Further south in Katrasoo, Kulgam, Mohammad Yousuf Bhat walks through his family's 12-kanal orchard, tended for nearly 80 years. Each season is a gamble against hailstorms, heatwaves, and snowless winters. A recent hailstorm wiped out half his crop. In 2020 and 2021, early snowfall snapped ancient, fruit-laden trees. The insurance relief he received was a paltry ₹1,000, an amount he says "barely covered anything" against soaring input costs for pesticides, labour, and irrigation.

Systemic Hurdles: Data Gaps and Flawed Design

Despite the glaring need, crop insurance in Kashmir remains exclusionary. While the Pradhan Mantri Fasal Bima Yojana (PMFBY) now covers all 20 districts of J&K, its benefits have largely bypassed horticulture. Since its 2016 launch, about 960,000 farmers have been insured, with claims worth ₹156 crore settled. However, most payouts have gone to wheat, paddy, and oilseeds from the Jammu region.

In the Kashmir Valley, only about 16% of cropped land is insured, far below the government's 25% target. Bashir Ahmad Basheer, chairman of the Kashmir Valley Fruit Growers-cum-Dealers Union, states bluntly, "The scheme does not effectively cover horticulture. Our economy depends on fruit, not food grains."
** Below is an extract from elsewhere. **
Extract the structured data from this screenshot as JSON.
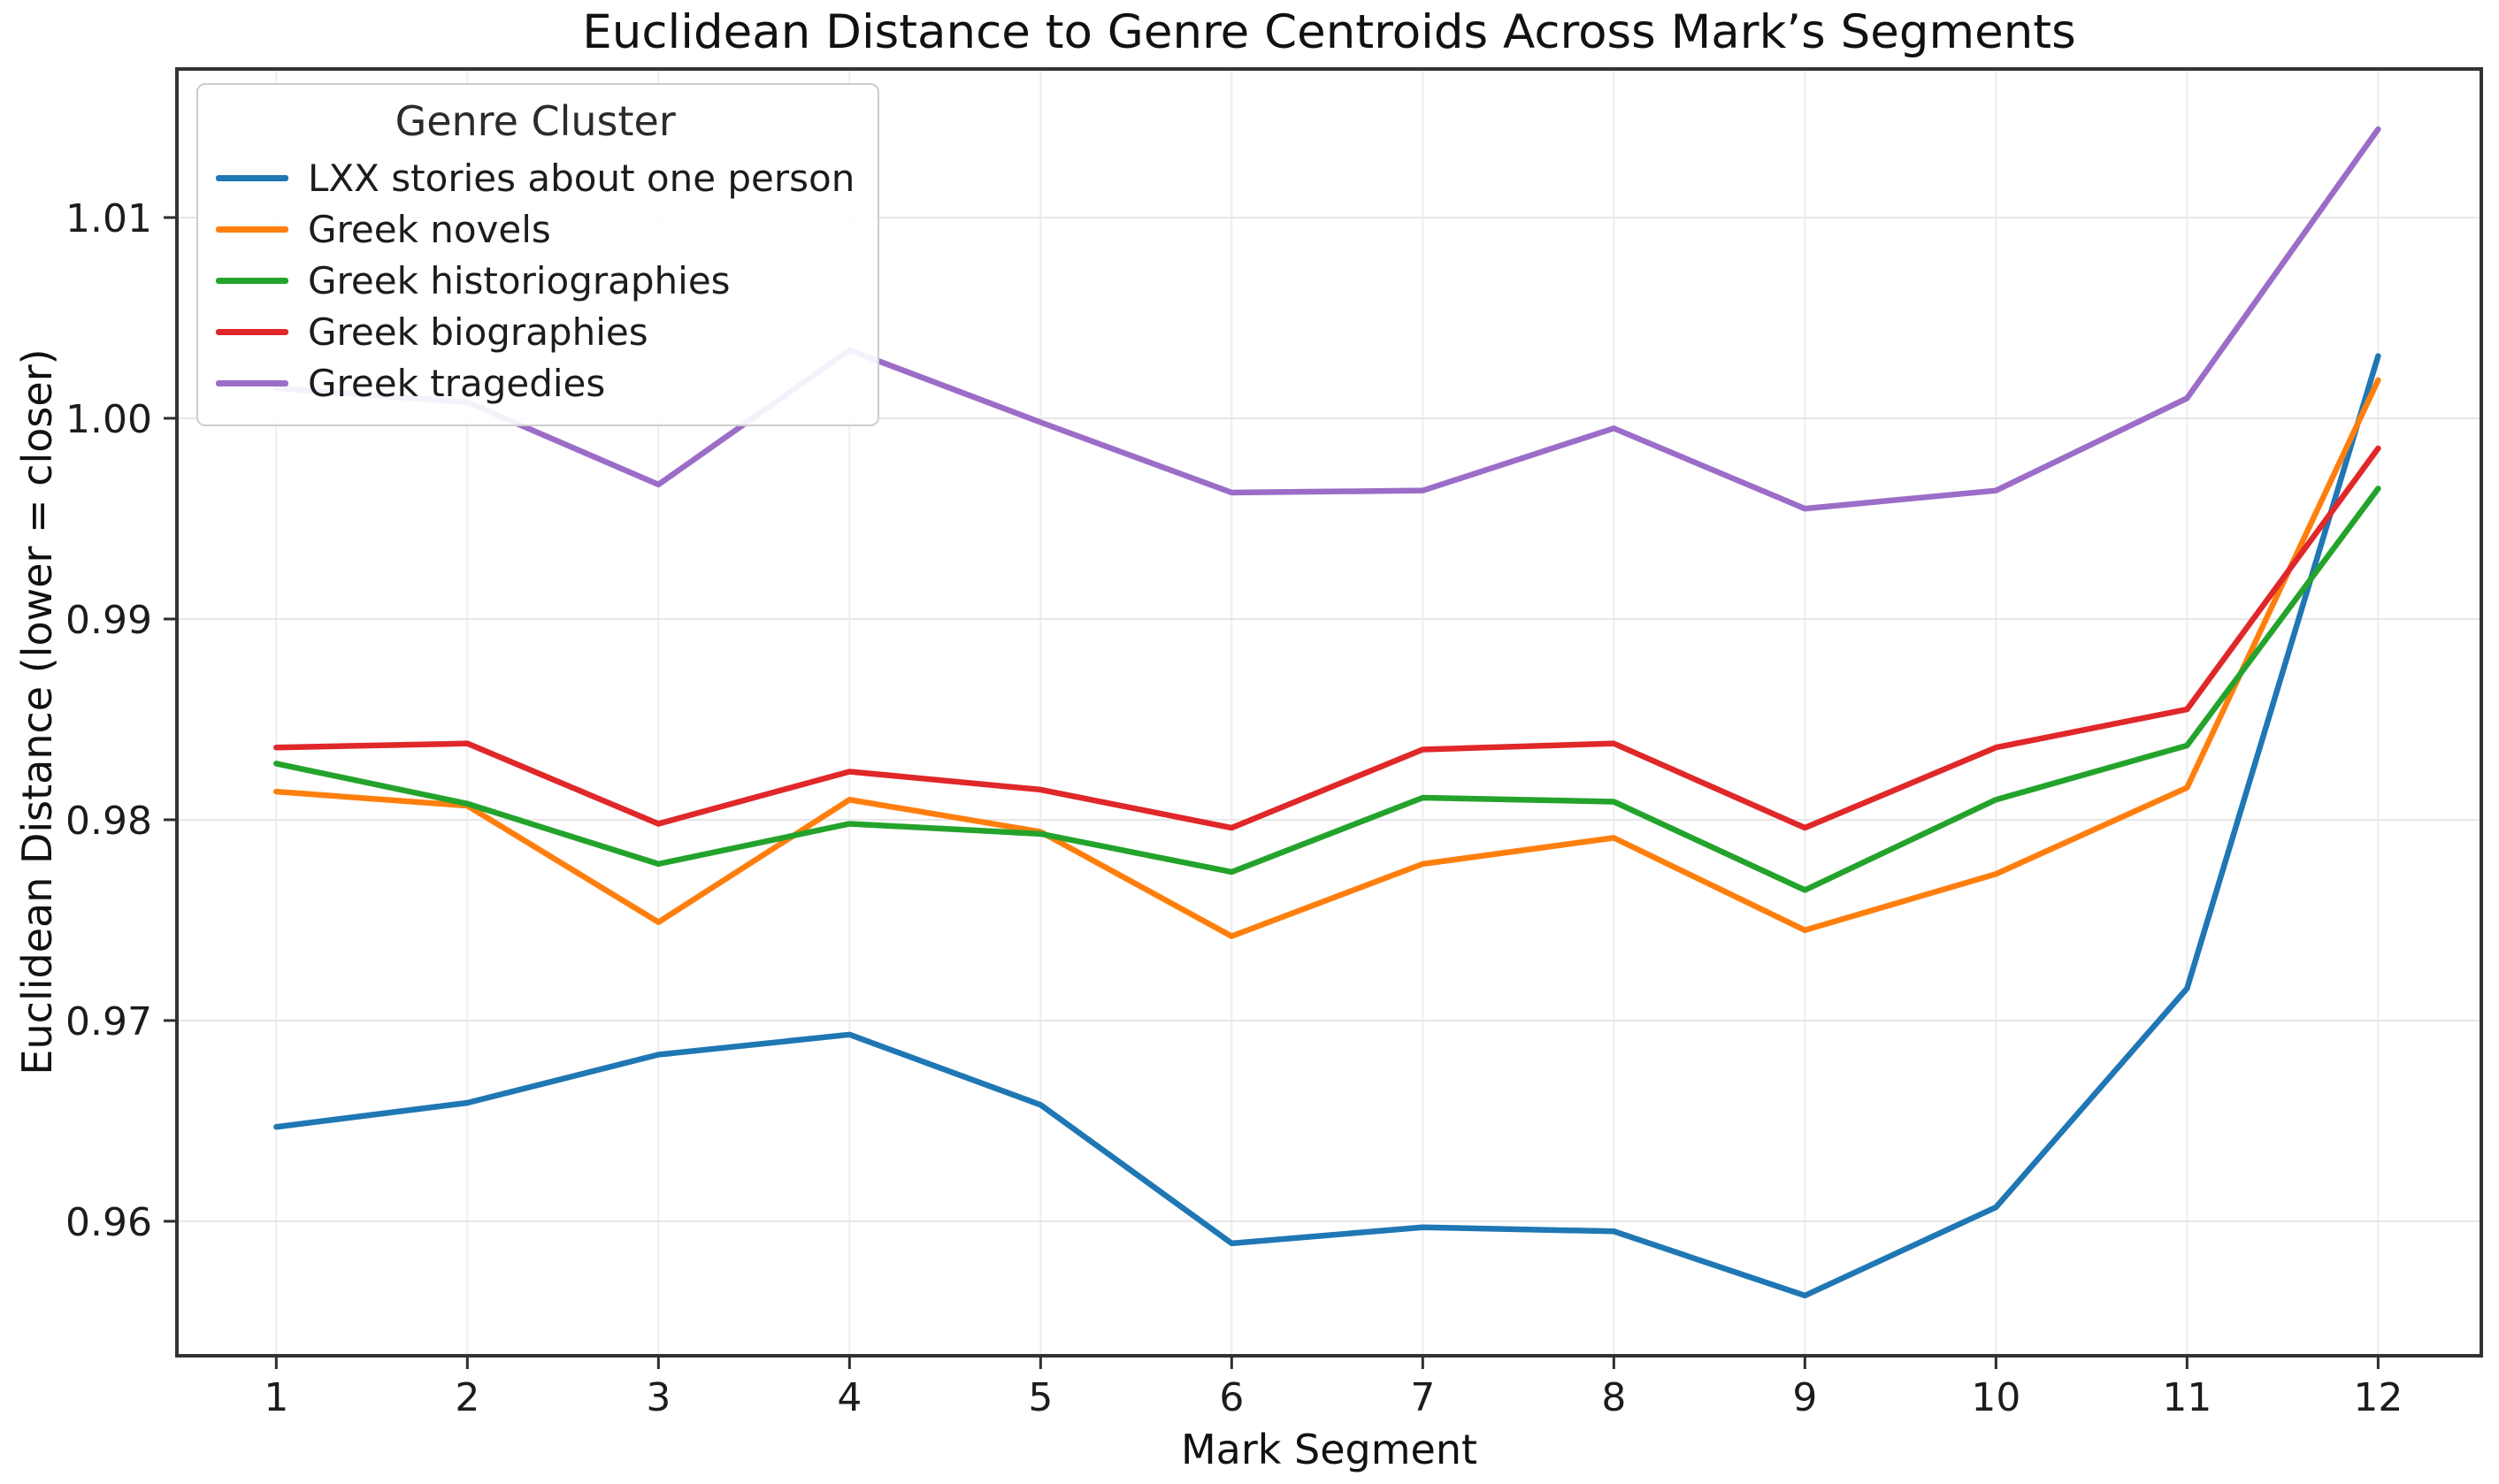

Experts pinpoint the core issue: a crippling lack of data. Former mission director of crop insurance, Altaf Aijaz Andrabi, says insurers are hesitant because there is no standardized, notified yield assessment model backed by long-term weather data for apples. Climate change has turned apples into a "highly fluctuating, high-risk crop," eroding the predictability insurers require.
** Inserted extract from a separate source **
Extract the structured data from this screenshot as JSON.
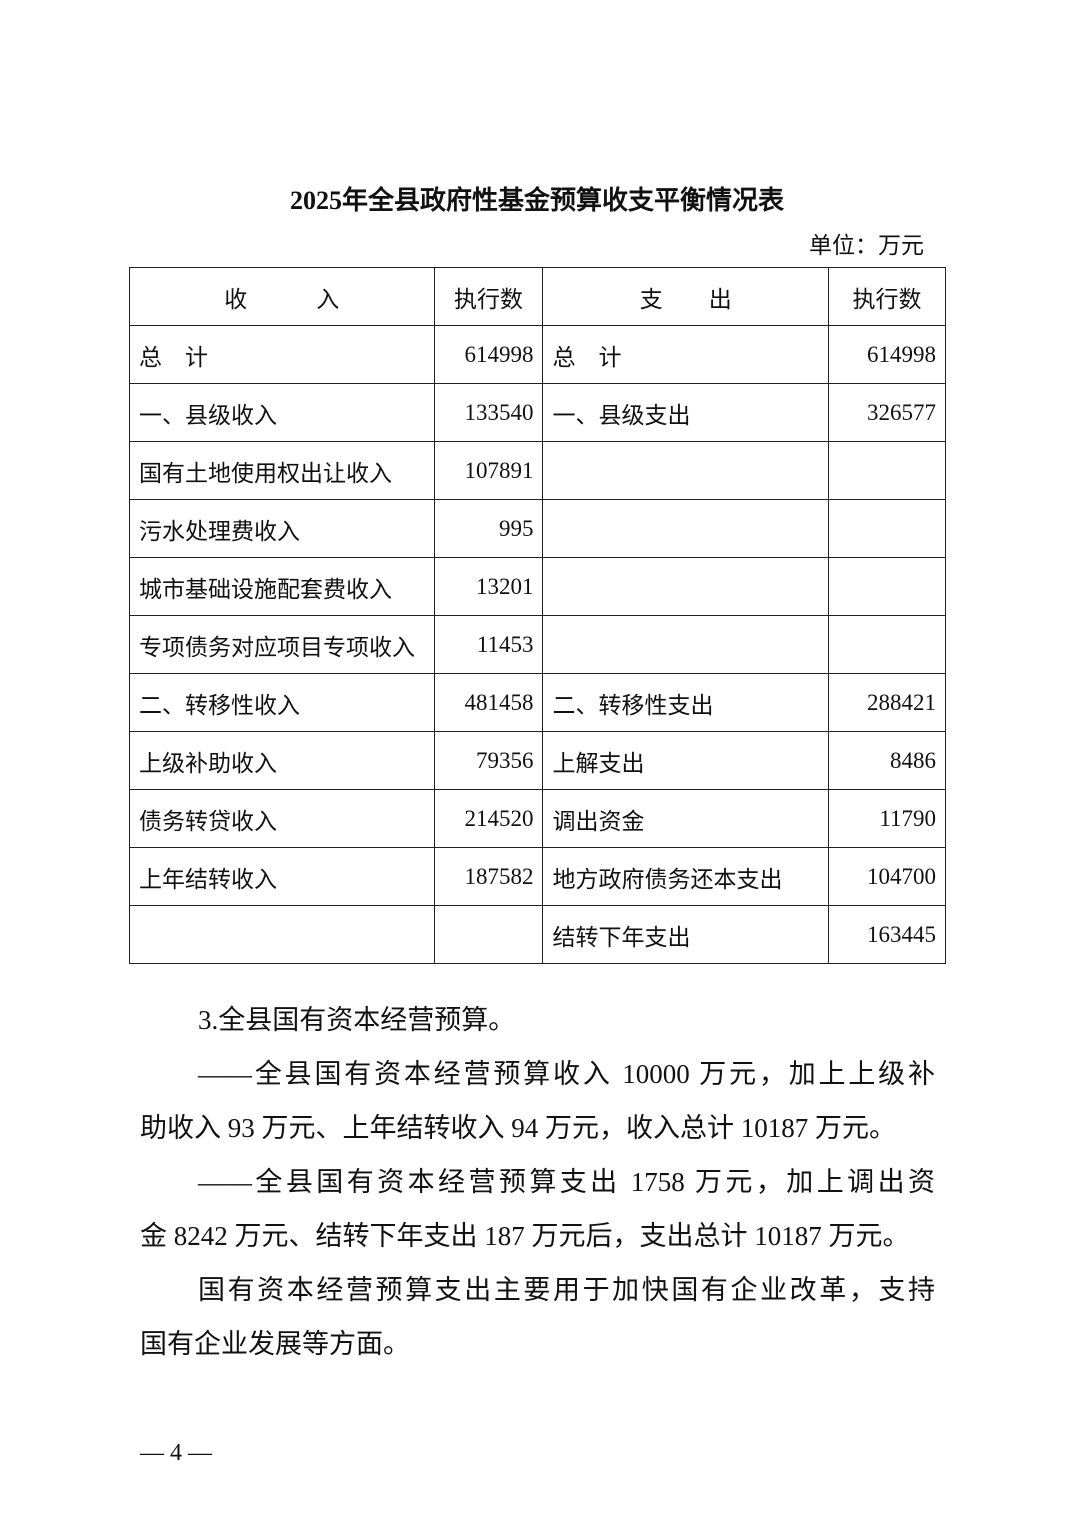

Economist and former finance minister Haseeb Drabu emphasizes this point, noting, "You cannot design insurance without data. You need at least a hundred years of weather and yield patterns to assess risk." He adds that traditional orchards with variable yields are harder to insure than uniform, high-density plantations.

Administrative Bottlenecks and Financial Barriers

Operational glitches have further stalled progress. Suhail Inamullah, technical officer to the director of agriculture, Kashmir, explains that earlier tender rules required companies to bid for entire crop clusters. If even one crop, like apples, was left out due to the lack of a yield-assessment module, the entire bid failed.

Affordability is another major wall. Under the current structure, premiums are capped at 25%, shared between the Centre, UT government, and farmers. Andrabi argues that even the farmer's 5% share is often too high, suggesting premiums must fall to around ₹8,000 per hectare to be viable for growers already struggling to recover input costs.

Javid Ahmad Dar, J&K's minister for agriculture production, acknowledges the lack of insurer interest. "There are very few bidders," he says, attributing it to companies' profit motives and caution over repeated weather events.

A glimmer of hope emerged in 2025 when the government invited fresh bids for horticulture insurance, attracting four companies for Kashmir and five for Jammu—an unprecedented level of interest. Authorities are also implementing the Restructured Weather-Based Crop Insurance Scheme (RWBCIS) for horticulture, designed to cover losses from hailstorms, uneven temperatures, and excessive rainfall.

Yet, for farmers like Khursheed Allaie, who faces pending bills for fertilizer and his children's school fees, promises feel distant. "If there had been insurance, we could have waited. Even if the crop spoiled, compensation would have helped us survive," he says, capturing the desperate need for a system that matches the scale of the crisis unfolding in Kashmir's iconic orchards.